Virginie pourrait envisager d’adresser une requête au juge suisse pour obtenir des renseignements concernant les avoirs de prévoyance professionnelle de Paul acquis en Suisse en faisant valoir qu’il s’agirait d’une mesure provisoire nécessaire et urgente (ce qui autoriserait alors le juge suisse à se considérer comme compétent en dépit de l’action en divorce déjà introduite en France). Toutefois, la procédure de divorce étant introduite par Virginie en France depuis plusieurs années, la mesure provisoire sollicitée du juge suisse ne saurait être considérée comme urgente. Pareille mesure provisoire sollicitée directement du juge suisse ne saurait davantage être considérée comme nécessaire. En effet, Anne pourra selon toute vraisemblance obtenir les renseignements et les pièces qu’elle demande en s’adressant directement au juge français d’ores et déjà saisi du divorce.

 

Le juge français pourra demander des renseignements au juge suisse

Le juge français pourra donc demander la mesure provisoire sollicitée au juge suisse par la voie dite de la commission rogatoire, conformément à la Convention de La Haye du 18 mars 1970 sur l’obtention des preuves à l’étranger en matière civile ou commerciale.

 

Virginie devra faire reconnaître et exécuter le jugement français auprès du juge suisse du domicile de Paul

Si Virginie veut se prévaloir du jugement de divorce français en Suisse, elle devra demander la reconnaissance et l’exécution de ce jugement auprès d’un tribunal suisse, ce qui pourra être problématique (à ce sujet, voir 8. Reconnaissance d’un jugement étranger en Suisse).

 

Pour en savoir plus (sources & règles applicables en droit suisse)

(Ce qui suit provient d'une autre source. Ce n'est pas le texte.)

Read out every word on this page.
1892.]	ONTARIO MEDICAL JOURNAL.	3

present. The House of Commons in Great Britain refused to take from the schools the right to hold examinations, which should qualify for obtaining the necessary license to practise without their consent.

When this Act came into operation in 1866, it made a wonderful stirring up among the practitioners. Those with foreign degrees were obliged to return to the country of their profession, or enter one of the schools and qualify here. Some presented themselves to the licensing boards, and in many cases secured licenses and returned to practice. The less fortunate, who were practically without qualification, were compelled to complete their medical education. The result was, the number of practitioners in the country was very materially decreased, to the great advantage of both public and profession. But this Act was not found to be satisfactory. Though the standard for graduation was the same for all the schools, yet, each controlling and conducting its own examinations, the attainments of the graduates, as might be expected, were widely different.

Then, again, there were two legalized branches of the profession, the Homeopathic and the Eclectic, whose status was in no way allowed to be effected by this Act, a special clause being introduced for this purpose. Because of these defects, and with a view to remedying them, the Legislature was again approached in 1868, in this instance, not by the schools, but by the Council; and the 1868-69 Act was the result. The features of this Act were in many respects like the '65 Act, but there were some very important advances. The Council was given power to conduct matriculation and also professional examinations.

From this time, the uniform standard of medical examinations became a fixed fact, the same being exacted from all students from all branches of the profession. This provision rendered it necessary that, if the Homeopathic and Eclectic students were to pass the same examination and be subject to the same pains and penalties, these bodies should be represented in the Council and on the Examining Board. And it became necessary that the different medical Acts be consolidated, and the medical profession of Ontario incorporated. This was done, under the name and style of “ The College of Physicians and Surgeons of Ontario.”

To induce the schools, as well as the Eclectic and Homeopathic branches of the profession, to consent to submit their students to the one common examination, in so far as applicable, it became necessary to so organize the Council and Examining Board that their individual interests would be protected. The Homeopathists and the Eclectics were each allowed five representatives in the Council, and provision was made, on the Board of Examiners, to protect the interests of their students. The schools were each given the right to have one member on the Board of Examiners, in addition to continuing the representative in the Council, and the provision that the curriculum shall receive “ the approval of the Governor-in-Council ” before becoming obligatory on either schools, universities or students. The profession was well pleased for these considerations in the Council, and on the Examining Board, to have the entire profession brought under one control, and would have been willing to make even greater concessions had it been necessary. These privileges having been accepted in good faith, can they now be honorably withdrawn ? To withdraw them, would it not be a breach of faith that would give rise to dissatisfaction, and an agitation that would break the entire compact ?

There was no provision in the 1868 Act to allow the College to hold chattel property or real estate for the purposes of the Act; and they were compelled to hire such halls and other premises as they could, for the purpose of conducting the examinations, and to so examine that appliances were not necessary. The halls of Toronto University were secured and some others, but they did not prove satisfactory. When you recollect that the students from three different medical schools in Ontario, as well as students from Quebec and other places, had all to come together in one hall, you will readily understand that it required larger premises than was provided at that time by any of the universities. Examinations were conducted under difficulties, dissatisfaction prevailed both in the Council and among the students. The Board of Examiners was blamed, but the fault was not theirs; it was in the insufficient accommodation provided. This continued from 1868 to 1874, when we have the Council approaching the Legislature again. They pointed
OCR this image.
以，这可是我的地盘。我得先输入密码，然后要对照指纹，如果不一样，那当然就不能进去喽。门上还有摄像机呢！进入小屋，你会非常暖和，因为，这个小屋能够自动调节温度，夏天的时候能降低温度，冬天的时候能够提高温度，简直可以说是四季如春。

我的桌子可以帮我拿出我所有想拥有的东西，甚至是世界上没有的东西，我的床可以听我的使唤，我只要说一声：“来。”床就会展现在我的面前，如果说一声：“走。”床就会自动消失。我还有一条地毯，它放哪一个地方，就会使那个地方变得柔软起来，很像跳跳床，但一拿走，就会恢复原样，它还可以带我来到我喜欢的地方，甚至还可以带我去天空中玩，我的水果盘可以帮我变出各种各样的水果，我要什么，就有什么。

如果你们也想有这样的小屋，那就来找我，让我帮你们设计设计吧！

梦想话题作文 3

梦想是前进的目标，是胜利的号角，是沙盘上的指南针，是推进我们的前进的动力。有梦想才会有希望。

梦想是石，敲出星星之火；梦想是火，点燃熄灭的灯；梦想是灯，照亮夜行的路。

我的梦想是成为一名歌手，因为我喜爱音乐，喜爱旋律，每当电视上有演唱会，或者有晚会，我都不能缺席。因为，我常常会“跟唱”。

En cas d’action à l’étranger, la compétence du juge suisse est parfois exclue

Selon le droit international privé suisse, applicable en raison des aspects internationaux du litige, les tribunaux suisses ne peuvent pas être saisis d’une action en justice qui fait déjà l’objet d‘une procédure à l’étranger ou plus précisément cette action risque d’être suspendue en raison de la litispendance (à ce sujet, voir 6. Action déjà introduite à l’étranger).

 

Les mesures provisoires peuvent être ordonnées par le juge suisse en cas d’urgence

Cela étant, les tribunaux (et autorités administratives) suisses peuvent, à titre exceptionnel, ordonner des mesures provisoires (temporaires), même si elles ne sont pas compétentes pour connaître du fond du litige s’il s’agit d’assurer, dans certaines circonstances, une protection immédiate et nécessaire. Lorsqu’un tribunal étranger est saisi du litige au fond, la compétence des autorités judiciaires ou administratives suisses n’existe donc que si les mesures requises sont urgentes et nécessaires, voir TF, 5C.7/2007, consid. 6.2.

 

Le juge étranger peut adresser une commission rogatoire au juge suisse

Indépendamment des mesures provisoires que pourrait prendre le juge suisse, le juge étranger peut saisir le juge suisse d’une demande en renseignements. En effet, selon la Convention de La Haye du 18 mars 1970 sur l’obtention des preuves à l’étranger en matière civile ou commerciale, l’autorité judiciaire d’un Etat contractant peut, conformément aux dispositions de sa législation, demander par commission rogatoire à l’autorité compétente d’un autre Etat contractant de faire tout acte d’instruction, ainsi que d’autres actes judiciaires. Voir Art. 1 al. 1 Convention.
Rappelons qu’une commission rogatoire est une délégation écrite et limitée par laquelle le juge charge un autre magistrat situé sur un autre territoire de procéder à sa place à un ou plusieurs actes qui sont de sa compétence mais auquel il ne peut directement procéder sur l’autre territoire.